Kastelein reports preliminary results after the first 12 weeks of a 36-week, multicenter, double-blind, dose-titration study to evaluate the effects of simvastatin (in a dosage of 40 to 80 mg per day) and atorvastatin (in a dosage of 20 to 40 mg per day) on HDL cholesterol and apo A-I levels. Patients with LDL cholesterol levels greater than 160 mg per dL and triglyceride levels less than 350 mg per dL were randomized to receive simvastatin or atorvastatin for 36 weeks. During the initial 12 weeks of the study, patients taking simvastatin received 40 mg per day for the first six weeks and 80 mg per day for the next six weeks; patients randomized to atorvastatin received 20 mg per day for the first six weeks followed by 40 mg for the next six weeks.

The mean increase in HDL cholesterol averaged across weeks 6 and 12 with simvastatin and atorvastatin were 9.1 percent and 6.8 percent, respectively, a significant difference. For apo A-I, the increases were 5.6 percent and 2.6 percent respectively, also a significant difference. This difference in effect appears true for men and women and in patients with low-versus high-baseline HDL cholesterol levels. Atorvastatin reduced LDL cholesterol, total cholesterol and triglycerides more than simvastatin, but the difference was small relative to the total reductions produced by both statins.

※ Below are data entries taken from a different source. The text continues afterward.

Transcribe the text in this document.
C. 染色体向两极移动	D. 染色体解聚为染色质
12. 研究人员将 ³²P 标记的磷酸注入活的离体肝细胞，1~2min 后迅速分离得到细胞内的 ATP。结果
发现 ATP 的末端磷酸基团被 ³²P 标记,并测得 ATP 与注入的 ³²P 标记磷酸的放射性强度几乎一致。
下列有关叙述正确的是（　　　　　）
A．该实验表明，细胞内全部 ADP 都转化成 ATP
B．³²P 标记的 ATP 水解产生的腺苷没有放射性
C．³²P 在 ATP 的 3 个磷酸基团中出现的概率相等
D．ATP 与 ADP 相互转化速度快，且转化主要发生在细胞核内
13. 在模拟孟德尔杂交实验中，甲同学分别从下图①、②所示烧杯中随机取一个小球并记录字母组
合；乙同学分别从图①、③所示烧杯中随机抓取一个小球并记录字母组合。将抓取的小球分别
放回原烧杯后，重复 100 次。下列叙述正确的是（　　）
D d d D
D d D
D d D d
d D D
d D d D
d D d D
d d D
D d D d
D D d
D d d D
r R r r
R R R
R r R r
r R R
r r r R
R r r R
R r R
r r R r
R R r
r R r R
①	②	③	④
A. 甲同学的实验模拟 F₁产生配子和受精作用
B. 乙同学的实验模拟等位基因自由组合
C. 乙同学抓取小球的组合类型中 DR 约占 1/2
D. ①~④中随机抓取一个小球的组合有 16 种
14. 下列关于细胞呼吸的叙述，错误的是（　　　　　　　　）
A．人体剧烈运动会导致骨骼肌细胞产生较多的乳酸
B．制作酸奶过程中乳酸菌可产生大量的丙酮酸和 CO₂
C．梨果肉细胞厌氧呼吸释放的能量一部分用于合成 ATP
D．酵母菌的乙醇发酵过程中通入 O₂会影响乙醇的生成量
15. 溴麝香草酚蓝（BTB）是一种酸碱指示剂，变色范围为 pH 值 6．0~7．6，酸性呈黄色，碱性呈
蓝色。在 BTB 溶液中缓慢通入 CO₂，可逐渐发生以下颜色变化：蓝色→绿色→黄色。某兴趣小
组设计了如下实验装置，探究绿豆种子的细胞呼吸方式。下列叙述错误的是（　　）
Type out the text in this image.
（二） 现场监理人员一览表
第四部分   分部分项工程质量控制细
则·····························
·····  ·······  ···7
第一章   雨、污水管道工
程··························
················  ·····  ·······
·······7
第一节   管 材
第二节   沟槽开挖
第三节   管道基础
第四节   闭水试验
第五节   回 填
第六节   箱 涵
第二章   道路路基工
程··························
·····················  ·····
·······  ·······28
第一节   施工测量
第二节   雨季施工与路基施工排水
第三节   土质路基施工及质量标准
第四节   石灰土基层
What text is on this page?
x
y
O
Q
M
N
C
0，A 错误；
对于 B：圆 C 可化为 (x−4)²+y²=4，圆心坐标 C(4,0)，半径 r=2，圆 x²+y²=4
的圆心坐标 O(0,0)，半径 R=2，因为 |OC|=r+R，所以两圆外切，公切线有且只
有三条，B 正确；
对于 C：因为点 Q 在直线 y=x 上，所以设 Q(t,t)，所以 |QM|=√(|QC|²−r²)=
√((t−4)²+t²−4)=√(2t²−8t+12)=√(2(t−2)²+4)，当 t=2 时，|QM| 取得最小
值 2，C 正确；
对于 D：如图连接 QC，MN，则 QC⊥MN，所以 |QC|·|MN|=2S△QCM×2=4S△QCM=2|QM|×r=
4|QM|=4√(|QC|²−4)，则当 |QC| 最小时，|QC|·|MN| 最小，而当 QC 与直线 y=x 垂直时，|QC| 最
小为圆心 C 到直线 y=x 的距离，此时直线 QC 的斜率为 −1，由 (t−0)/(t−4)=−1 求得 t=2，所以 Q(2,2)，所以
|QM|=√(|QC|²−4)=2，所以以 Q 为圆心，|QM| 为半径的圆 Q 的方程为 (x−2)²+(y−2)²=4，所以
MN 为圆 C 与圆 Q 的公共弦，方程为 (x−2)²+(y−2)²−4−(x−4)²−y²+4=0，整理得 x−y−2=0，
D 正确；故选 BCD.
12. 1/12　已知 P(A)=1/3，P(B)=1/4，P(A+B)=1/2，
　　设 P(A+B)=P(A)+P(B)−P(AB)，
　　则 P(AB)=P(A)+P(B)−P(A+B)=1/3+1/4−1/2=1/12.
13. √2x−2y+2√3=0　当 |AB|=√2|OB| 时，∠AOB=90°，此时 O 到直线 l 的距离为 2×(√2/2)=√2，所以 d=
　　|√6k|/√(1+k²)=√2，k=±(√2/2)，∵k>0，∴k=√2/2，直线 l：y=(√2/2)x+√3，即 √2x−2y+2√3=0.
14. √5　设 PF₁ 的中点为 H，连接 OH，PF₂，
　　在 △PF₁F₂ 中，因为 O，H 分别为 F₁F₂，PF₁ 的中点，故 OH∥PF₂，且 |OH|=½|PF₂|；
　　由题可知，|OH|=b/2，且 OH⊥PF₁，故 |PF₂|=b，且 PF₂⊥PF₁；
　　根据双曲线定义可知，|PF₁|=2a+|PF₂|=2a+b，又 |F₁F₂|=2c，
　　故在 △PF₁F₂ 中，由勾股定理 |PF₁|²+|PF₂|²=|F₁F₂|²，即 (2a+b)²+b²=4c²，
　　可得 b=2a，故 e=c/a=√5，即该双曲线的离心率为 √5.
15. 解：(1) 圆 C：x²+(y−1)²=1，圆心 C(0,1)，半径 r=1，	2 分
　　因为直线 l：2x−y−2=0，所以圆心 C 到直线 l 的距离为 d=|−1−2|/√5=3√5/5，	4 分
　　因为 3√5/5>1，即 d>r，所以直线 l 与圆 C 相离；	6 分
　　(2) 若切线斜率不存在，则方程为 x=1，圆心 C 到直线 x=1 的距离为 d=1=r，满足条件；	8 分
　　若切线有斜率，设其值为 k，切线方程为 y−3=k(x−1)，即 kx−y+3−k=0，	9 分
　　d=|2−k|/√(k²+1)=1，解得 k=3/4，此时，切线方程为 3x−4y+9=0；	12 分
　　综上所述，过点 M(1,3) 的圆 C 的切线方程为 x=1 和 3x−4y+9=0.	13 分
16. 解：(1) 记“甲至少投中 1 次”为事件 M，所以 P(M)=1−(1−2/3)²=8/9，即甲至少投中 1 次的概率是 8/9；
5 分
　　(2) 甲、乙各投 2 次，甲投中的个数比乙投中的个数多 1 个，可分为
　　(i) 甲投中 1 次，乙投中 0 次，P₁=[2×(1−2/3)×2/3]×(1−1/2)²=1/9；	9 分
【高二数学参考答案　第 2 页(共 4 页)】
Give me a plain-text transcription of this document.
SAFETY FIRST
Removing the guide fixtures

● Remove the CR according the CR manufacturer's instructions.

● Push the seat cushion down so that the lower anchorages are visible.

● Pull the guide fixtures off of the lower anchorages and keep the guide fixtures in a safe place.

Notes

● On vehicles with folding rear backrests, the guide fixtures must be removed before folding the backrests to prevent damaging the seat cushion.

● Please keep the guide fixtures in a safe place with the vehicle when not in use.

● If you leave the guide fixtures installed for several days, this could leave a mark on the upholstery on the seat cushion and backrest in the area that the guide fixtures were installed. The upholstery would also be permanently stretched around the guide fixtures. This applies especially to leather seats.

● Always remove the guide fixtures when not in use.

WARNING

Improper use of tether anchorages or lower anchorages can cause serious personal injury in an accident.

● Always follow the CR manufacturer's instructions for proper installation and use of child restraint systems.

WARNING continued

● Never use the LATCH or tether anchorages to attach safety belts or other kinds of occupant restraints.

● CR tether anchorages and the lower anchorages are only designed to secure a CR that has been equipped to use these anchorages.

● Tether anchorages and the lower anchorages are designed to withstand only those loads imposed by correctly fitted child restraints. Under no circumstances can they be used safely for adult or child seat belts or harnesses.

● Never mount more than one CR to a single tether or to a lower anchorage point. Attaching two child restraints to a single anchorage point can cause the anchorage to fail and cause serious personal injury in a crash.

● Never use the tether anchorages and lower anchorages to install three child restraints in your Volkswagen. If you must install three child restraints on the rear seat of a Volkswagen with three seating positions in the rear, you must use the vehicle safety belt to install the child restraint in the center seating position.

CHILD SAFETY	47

Both drugs were well-tolerated.

The authors conclude that when comparing simvastatin (40 and 80 mg) with atorvastatin (20 and 40 mg), simvastatin produced significantly greater increases in HDL cholesterol and apo A-I levels than atorvastatin. These differences were greater at the higher dose comparison between the two drugs. Although the relationship of LDL cholesterol and CHD risk is clear, the clinical significance of the variable effect of simvastatin and atorvastatin on HDL and apo A-I is less certain.